Les sanctions infligées à la société de trading Optiver font la preuve de la capacité d’action du régulateur sur le marché du pétrole
Benoît Menou

Heureuse coïncidence de calendrier pour le régulateur des marchés à terme américains, la CFTC (Commodity Futures Trading Commission). Le 19 avril, deux jours seulement après que le président Barack Obama a de nouveau publiquement appelé à la mise en œuvre de sanctions plus sévères à l’encontre des pratiques spéculatives illégales sur le marché du pétrole, la CFTC a fait la démonstration de sa capacité de nuisance. La Commission, sous le feu des critiques l’accusant d’un manque de poigne, a ainsi empoché un point symbolique important dans la partie.

Les faits remontent à mars 2007, les poursuites ayant été engagées un an plus tard. Sur le banc des accusés, la société de trading néerlandaise pour compte propre Optiver, qui a consenti à un règlement à l’amiable devant un tribunal de New York, sans avoir donc à reconnaître le recours à des pratiques illégales. Optiver devra tout de même verser 14 millions de dollars (1 million pour remboursement de bénéfice indument perçu et 13 millions d’amende) en contrepartie de l’abandon des poursuites portant sur la manipulation sur le New York Mercantile Exchange (Nymex) de trois contrats (sur le brut léger, le fuel domestique et le gazole) ainsi que sur des fausses déclarations faites par la suite aux enquêteurs du Nymex.

Qui plus est, l’accord prévoit des interdictions de négociations de titres pour des durées respectives de 8, 4 et 2 ans à l’encontre de trois responsables fautifs au sein d’Optiver, dont un seul y travaille encore aujourd’hui. Enfin, la société est bannie pendant deux ans du marché américain à terme sur le pétrole pour les trois dernières minutes de la séance.
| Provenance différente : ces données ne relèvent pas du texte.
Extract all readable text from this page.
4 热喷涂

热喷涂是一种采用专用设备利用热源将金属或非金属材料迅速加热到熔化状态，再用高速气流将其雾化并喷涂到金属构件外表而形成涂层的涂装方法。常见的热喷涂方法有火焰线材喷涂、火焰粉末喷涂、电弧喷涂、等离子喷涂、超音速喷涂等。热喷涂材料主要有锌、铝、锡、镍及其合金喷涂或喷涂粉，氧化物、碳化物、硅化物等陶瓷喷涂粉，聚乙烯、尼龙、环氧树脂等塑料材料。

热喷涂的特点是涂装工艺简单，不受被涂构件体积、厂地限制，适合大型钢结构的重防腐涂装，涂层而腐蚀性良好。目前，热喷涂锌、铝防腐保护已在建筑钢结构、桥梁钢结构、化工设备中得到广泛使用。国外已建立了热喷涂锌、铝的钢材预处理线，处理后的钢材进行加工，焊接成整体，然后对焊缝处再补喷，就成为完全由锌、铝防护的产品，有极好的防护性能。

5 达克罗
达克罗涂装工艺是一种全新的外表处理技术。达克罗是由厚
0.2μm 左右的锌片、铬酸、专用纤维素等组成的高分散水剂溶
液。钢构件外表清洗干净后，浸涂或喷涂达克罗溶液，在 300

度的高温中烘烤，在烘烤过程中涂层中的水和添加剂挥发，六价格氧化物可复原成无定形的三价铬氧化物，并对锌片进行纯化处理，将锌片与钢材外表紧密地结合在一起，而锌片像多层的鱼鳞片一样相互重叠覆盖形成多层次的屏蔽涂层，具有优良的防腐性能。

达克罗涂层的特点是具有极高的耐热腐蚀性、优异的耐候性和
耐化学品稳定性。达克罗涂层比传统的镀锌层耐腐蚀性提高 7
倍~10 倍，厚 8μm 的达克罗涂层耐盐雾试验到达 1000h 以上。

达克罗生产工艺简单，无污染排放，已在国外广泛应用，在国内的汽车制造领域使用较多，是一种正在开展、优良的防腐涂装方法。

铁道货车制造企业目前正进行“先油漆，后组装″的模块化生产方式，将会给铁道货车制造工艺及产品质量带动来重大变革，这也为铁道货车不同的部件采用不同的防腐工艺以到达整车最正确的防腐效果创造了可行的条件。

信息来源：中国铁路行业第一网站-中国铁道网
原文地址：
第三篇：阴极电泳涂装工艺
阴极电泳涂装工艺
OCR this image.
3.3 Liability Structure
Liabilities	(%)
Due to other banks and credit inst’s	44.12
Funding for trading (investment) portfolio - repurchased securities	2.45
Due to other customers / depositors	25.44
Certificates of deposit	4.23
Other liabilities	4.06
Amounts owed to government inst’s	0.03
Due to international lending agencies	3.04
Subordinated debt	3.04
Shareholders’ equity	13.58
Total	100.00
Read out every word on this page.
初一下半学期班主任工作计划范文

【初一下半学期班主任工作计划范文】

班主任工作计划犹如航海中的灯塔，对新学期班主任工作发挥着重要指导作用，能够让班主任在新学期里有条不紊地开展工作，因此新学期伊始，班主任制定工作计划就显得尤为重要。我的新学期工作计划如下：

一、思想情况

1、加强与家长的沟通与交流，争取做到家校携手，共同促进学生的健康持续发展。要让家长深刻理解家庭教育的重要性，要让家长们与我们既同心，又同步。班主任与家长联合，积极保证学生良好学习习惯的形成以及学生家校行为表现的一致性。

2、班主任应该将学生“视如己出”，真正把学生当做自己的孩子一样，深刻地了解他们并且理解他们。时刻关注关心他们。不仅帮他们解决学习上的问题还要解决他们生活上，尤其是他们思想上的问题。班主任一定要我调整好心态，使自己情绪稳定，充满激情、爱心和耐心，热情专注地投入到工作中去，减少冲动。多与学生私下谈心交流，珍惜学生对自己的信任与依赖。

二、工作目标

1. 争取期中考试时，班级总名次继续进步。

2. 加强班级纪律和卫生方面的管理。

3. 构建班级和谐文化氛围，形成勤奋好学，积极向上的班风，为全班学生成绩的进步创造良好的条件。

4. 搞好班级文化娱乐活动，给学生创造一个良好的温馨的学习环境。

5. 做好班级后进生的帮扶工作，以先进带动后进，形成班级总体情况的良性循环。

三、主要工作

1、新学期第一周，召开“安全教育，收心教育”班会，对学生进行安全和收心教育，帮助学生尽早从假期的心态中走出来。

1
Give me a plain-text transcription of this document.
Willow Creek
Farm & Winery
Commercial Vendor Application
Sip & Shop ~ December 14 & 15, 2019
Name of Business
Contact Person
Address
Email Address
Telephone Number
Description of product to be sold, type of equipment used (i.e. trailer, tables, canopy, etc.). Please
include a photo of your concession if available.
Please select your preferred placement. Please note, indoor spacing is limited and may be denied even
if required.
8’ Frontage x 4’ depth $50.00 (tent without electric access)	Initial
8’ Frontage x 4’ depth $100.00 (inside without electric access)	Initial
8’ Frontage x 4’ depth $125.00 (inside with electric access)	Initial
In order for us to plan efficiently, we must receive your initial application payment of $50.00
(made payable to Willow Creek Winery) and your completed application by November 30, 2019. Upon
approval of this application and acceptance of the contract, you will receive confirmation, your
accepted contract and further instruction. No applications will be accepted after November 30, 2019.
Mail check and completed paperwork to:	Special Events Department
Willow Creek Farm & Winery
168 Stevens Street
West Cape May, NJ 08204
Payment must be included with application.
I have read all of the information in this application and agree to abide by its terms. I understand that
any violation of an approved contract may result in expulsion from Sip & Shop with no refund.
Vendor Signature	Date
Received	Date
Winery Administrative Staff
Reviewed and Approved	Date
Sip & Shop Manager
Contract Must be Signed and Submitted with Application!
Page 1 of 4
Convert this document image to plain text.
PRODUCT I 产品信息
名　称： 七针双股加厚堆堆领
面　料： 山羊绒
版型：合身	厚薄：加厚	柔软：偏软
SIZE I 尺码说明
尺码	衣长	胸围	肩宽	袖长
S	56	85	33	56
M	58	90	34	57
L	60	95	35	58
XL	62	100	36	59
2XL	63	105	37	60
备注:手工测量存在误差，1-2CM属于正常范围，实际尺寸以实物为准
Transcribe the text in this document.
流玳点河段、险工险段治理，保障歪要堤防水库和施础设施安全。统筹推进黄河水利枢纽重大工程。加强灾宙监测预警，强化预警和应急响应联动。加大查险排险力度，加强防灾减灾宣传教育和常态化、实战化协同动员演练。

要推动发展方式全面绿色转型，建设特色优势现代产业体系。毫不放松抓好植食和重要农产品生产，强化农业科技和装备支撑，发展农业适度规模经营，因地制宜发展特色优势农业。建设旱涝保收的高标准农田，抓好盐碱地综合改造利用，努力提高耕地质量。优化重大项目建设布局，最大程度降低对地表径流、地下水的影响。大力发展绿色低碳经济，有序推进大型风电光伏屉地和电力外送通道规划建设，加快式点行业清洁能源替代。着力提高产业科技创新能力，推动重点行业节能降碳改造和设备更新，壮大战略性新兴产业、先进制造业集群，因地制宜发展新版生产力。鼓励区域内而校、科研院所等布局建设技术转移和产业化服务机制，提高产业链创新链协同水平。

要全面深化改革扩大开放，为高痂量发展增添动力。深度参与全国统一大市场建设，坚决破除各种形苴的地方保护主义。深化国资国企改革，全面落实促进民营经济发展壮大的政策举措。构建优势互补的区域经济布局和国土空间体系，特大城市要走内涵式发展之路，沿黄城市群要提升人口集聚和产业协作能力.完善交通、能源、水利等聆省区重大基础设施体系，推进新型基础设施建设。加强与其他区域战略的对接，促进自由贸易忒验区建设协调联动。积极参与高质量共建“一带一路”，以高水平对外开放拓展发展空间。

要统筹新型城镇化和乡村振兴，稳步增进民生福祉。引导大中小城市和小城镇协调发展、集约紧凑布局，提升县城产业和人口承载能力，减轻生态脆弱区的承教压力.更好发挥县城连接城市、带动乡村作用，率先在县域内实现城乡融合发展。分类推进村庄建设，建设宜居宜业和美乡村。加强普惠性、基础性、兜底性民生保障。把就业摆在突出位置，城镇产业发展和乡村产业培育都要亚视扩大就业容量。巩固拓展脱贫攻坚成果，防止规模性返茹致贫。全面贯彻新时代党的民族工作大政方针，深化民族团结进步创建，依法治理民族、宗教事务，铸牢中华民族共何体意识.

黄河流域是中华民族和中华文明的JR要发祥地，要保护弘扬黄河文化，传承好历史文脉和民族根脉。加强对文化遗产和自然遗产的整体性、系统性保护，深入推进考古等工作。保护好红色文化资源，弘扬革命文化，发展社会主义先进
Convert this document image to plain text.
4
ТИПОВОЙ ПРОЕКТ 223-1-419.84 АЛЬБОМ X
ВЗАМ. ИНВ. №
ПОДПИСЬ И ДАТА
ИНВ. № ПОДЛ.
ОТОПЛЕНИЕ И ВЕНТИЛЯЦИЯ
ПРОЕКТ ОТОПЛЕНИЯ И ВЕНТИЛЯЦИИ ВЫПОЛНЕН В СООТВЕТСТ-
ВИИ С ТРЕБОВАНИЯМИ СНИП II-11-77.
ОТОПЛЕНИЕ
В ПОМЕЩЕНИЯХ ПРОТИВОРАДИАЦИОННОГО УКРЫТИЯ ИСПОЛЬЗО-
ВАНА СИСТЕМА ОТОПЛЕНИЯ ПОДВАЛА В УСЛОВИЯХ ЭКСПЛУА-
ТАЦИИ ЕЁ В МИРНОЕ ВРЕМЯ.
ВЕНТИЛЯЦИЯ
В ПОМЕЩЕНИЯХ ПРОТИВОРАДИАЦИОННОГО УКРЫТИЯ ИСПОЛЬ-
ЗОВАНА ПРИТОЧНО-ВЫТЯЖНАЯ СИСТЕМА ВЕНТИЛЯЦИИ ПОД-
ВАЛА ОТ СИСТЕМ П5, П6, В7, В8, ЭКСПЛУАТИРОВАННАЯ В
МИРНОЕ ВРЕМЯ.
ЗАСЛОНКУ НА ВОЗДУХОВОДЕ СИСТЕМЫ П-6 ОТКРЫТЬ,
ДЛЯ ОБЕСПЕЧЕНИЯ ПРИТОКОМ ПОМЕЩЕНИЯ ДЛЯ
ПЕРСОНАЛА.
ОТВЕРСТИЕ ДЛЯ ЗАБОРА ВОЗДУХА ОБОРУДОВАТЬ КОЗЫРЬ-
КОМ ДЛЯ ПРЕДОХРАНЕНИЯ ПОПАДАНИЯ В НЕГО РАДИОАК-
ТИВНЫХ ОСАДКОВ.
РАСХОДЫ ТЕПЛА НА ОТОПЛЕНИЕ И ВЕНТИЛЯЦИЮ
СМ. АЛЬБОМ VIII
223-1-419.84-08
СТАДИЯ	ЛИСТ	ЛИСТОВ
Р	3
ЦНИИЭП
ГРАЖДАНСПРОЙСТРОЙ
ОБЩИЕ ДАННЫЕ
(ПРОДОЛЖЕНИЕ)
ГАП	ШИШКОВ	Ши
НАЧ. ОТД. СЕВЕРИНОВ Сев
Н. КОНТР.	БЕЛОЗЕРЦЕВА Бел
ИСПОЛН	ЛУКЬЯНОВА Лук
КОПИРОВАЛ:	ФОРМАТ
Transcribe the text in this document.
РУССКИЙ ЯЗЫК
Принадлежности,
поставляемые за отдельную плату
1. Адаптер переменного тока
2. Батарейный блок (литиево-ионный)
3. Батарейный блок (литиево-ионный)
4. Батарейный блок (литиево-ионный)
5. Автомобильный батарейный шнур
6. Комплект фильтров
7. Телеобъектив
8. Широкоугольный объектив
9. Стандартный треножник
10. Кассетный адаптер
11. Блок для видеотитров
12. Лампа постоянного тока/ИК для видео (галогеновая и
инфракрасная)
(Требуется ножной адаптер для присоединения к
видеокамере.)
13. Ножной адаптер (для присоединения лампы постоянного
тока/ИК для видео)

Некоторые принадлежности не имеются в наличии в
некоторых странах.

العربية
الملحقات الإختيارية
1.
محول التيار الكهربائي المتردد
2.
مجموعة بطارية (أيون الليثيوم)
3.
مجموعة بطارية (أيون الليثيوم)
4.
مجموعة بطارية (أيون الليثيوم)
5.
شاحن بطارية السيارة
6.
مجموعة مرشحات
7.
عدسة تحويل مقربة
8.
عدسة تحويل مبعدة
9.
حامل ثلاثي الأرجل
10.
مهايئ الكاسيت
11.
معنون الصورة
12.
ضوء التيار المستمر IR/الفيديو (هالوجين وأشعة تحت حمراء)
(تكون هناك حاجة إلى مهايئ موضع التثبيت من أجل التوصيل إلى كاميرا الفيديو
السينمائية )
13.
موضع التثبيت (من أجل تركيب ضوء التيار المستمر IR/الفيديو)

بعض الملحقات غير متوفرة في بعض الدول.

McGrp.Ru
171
C’est en effet en toute fin de journée que l’affaire s’est nouée sur le marché. Par le biais d’automates de négociation, la société Optiver est parvenue, en accumulant des positions, à créer une distorsion des prix. Ce mécanisme, baptisé «banging the close», a selon la CFTC été utilisé à 19 reprises au moins, dont 5 au moins ont été couronnées de succès.

Optiver a fait part de son soulagement de pouvoir tirer un trait sur l’affaire, après avoir enregistré dans ses comptes 2010 une provision correspondante de 19,3 millions de dollars. La société assure avoir tout mis en œuvre ces dernières années pour désormais respecter les règles du jeu.